Outre les préoccupations personnelles, la natalité baisse également en France et dans les autres pays développés en raison de la hausse de l’âge moyen pour avoir un premier enfant. Alors que les femmes avaient leur premier enfant à 24 ans en moyenne en 1974, cette moyenne a grimpé à 29,1 ans en 2023. Ceci est la conséquence de plusieurs évolutions : allongement de la durée des études, difficultés à trouver un emploi stable, allongement de l’espérance de vie, recours à la contraception, etc.

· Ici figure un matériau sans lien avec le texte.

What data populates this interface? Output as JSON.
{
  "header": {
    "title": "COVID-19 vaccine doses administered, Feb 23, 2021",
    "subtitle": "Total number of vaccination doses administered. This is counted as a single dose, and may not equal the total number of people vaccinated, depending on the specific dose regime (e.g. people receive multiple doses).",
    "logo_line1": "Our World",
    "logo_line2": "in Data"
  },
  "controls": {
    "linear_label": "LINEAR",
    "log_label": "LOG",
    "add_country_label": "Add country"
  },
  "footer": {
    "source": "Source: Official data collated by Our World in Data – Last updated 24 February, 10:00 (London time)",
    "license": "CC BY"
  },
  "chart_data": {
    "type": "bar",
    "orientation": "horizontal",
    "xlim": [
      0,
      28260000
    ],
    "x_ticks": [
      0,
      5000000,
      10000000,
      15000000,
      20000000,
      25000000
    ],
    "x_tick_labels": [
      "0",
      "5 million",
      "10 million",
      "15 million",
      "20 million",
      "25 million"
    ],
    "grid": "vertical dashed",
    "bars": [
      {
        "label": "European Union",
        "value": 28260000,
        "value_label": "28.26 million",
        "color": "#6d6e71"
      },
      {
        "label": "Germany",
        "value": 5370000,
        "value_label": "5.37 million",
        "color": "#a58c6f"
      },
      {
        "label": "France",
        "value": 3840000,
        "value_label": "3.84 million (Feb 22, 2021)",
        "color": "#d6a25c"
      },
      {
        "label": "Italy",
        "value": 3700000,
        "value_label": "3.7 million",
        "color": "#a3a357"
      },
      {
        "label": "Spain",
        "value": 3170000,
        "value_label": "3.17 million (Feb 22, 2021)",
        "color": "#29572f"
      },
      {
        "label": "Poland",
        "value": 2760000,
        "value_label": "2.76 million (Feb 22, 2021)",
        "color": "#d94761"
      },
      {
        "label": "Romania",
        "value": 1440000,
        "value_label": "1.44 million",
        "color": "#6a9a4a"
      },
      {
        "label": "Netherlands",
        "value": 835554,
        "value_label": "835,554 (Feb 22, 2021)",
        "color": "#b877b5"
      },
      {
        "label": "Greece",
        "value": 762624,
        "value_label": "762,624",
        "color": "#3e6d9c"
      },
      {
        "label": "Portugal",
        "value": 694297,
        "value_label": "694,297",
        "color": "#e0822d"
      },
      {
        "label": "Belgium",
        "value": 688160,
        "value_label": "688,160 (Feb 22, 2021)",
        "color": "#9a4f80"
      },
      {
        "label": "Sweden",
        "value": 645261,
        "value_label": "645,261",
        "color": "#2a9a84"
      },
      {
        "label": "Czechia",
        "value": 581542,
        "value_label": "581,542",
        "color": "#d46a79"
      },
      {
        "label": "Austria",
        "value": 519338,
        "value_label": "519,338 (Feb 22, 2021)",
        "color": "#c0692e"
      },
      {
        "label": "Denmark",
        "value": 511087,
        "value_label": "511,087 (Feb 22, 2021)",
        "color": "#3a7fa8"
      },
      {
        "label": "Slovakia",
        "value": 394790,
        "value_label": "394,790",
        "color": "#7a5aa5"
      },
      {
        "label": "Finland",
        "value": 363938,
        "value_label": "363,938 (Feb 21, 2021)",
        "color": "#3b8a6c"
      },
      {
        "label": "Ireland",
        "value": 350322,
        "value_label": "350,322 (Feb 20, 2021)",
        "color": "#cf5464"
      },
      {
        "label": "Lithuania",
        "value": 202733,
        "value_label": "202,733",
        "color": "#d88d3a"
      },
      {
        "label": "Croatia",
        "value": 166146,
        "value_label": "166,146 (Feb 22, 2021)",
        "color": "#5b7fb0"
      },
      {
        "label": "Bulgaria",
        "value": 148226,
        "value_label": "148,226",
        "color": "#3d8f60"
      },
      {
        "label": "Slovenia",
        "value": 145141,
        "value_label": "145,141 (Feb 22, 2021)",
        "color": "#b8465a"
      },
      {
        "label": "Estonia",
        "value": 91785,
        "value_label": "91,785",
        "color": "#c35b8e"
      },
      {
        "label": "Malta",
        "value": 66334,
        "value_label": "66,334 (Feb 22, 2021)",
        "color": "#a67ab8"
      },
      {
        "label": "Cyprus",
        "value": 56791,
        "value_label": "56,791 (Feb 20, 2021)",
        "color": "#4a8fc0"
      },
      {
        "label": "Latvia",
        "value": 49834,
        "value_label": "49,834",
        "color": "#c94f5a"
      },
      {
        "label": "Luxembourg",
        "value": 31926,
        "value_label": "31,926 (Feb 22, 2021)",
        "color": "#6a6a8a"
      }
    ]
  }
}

La fécondité varie aussi énormément selon le niveau de vie : les femmes aux niveaux de vie les plus faibles et les plus élevés sont plus enclines à avoir des enfants. Dans les conditions de fécondité de la période 2012-2017, l’indicateur conjoncturel de fécondité des 10 % des femmes les plus modestes (niveau de vie moyen de 633 € par mois) était de 2 enfants par femme et celui des 10 % les plus aisées (en moyenne 4 302 € par mois), de 1,9. À l’inverse, les femmes entre les 3e et 5e déciles de niveau de vie (environ 1 400 € par mois) ont la fécondité la plus basse, avec 1,5 enfant par femme en moyenne.

Ces variations s’expliquent en grande partie par l’arbitrage travail-famille et les coûts d’opportunité associés au fait d’avoir un enfant. En effet, les femmes aux revenus les plus modestes participent généralement moins au marché du travail formel, et les coûts d’opportunité sont donc relativement faibles. Les femmes les plus aisées, elles, disposent de ressources économiques et sociales qui permettent généralement de mieux concilier vie professionnelle et vie familiale (garde d’enfants plus accessible, plus grande flexibilité au travail, etc.). Cependant, les femmes des déciles de niveau de vie moyens ont à la fois des contraintes économiques importantes et une participation au marché du travail active. Ainsi, la conciliation entre vie familiale et carrière professionnelle est plus difficile.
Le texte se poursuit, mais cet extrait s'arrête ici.